There is overwhelming evidence that the use of the Internetenabled applications and solutions provide unprecedented economic growth opportunities. However, the Internet diffusion rates remain low in many countries. According to the International Telecommunications Union (ITU), in 2004, less than 3% of the Africans used the Internet, whereas the average Internet subscription rate for G8 countries (Canada, France, Germany, Italy, Japan, Russia, the UK, and the US) is about 50%. Also, in nearly 30 countries the Internet penetration rates still remain below 1% (ITU, 2006). So, what are the key factors that explain this wide variation in Internet subscription rates in countries around the world? An understanding of these factors will be highly useful for policy makers, economic developmental agencies and political leaders in establishing and implementing suitable national developmental strategies and policies.

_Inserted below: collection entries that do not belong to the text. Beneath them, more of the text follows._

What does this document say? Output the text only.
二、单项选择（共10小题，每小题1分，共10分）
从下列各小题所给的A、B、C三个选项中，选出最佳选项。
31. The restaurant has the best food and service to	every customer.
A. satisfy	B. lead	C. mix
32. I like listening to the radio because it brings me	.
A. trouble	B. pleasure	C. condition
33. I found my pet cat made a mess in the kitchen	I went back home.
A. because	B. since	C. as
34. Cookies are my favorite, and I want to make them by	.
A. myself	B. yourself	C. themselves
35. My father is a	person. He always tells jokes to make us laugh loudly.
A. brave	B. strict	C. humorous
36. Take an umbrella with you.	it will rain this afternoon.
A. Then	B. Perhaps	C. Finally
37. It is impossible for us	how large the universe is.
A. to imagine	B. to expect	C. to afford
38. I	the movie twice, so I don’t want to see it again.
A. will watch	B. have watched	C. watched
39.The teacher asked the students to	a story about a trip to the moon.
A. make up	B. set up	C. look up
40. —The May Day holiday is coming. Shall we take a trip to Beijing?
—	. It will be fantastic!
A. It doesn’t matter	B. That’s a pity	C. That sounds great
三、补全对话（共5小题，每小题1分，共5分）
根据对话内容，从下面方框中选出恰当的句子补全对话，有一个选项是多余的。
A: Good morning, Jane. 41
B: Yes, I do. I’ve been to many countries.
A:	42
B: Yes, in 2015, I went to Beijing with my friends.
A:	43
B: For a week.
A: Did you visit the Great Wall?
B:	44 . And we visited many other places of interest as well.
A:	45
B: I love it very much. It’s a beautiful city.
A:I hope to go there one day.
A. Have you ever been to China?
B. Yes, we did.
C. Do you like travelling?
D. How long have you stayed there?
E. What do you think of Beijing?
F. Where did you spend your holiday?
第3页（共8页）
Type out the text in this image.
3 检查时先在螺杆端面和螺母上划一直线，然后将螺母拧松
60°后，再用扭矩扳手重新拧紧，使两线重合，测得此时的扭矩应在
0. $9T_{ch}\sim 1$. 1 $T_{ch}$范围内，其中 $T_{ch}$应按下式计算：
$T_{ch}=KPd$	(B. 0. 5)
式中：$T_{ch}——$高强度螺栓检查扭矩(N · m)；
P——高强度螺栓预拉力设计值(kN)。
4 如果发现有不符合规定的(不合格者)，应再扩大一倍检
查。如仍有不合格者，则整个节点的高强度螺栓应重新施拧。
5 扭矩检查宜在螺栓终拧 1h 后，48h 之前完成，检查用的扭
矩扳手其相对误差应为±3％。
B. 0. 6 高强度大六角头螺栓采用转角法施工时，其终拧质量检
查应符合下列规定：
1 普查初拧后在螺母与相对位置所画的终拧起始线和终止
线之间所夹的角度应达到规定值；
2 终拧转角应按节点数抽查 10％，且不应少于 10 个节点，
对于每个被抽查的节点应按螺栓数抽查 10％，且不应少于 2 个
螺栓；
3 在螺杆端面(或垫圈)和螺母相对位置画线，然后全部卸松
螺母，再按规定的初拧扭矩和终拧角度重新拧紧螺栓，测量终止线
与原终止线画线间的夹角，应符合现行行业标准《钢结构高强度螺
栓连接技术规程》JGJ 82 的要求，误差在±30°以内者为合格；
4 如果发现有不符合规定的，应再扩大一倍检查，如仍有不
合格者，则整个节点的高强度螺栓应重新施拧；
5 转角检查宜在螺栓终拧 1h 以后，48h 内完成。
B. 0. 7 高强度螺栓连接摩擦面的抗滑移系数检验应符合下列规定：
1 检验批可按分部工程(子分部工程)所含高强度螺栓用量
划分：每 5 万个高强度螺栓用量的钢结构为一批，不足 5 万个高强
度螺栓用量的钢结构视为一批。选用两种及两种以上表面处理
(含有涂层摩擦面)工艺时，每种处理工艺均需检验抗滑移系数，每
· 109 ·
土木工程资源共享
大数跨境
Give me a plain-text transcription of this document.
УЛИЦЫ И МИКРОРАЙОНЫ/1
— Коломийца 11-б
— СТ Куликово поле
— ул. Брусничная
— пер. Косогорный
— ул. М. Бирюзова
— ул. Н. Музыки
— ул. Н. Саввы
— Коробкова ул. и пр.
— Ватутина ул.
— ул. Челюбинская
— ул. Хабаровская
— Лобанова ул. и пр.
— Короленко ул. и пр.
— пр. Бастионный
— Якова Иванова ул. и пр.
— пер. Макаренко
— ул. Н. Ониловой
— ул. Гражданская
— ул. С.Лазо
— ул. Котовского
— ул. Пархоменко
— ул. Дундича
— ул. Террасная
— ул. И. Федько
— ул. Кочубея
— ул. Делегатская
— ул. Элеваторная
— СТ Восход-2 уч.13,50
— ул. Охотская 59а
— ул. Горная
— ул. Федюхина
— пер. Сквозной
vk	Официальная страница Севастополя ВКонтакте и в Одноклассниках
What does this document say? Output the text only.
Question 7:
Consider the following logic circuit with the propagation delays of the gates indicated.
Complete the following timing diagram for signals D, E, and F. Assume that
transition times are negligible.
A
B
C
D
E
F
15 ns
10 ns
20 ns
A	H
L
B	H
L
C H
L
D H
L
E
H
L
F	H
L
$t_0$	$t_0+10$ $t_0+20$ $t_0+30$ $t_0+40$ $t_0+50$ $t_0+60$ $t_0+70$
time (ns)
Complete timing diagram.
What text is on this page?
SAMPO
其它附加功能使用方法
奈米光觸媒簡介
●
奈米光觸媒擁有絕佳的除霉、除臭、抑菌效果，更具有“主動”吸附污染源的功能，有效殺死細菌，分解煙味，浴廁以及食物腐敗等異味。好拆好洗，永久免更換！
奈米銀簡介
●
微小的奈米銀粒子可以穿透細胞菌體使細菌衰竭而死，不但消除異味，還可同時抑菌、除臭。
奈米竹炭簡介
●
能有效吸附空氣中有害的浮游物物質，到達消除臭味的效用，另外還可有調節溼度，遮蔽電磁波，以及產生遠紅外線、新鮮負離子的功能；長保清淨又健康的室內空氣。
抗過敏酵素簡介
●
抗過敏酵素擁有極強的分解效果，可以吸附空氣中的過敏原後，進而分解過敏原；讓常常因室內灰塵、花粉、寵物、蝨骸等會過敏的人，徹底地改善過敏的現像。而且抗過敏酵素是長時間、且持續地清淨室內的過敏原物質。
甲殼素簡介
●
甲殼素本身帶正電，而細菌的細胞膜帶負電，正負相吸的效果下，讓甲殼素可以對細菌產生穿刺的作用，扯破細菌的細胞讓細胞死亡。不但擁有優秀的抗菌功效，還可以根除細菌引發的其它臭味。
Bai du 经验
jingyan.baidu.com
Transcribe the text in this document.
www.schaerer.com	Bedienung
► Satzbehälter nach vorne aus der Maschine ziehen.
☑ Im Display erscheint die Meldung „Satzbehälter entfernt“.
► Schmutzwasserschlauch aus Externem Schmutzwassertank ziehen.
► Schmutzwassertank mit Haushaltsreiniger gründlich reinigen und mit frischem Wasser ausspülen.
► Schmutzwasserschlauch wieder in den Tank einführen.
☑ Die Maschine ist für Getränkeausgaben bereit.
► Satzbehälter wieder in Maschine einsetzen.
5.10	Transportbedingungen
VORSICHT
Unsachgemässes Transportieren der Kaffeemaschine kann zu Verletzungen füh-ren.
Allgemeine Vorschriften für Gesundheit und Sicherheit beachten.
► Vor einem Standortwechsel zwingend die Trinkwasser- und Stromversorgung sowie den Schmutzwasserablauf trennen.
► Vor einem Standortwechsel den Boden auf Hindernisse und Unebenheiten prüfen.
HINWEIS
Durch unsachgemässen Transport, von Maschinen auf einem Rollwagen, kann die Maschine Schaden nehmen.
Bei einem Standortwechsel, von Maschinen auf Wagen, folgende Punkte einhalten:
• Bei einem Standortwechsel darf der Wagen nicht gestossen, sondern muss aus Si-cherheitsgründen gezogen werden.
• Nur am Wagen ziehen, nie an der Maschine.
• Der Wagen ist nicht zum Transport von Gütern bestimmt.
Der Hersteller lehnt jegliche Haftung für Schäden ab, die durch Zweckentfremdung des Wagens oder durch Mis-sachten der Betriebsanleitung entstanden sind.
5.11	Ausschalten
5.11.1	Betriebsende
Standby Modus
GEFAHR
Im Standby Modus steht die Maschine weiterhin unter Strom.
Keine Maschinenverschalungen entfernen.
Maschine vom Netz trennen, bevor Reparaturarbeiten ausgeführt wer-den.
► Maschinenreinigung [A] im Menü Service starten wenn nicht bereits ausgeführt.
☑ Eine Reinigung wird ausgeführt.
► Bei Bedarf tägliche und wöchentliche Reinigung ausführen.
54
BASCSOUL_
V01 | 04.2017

Global Internet Diffusion Factors
Several factors have been observed to determine the penetration rates of the internet in various countries. These factors include the availability of reasonably-priced telecommunications infrastructure, access to personal computers, educational and training opportunities for individuals, income levels, and innovative capability of the country (Beilock & Dimitrova, 2003; Chinn & Fairlie, 2007; Dewan, Ganley, & Kraemer, 2006; Dholakia, Dholakia, & Kshetri, 2003; Kiiski & Pohjola, 2002; Oyelaran-Oyeyinka & Lal, 2005; Meijers, 2006; Murthy, 2004; Nath & Murthy, 2003, 2004). Also, the rule of law (e.g., property rights, strong legal system) governing the country’s trading system, government regulations and market liberalization policies, and credible payment systems (e.g., credit cards, digital wallet, and cash) are necessary for migrating to digital commerce.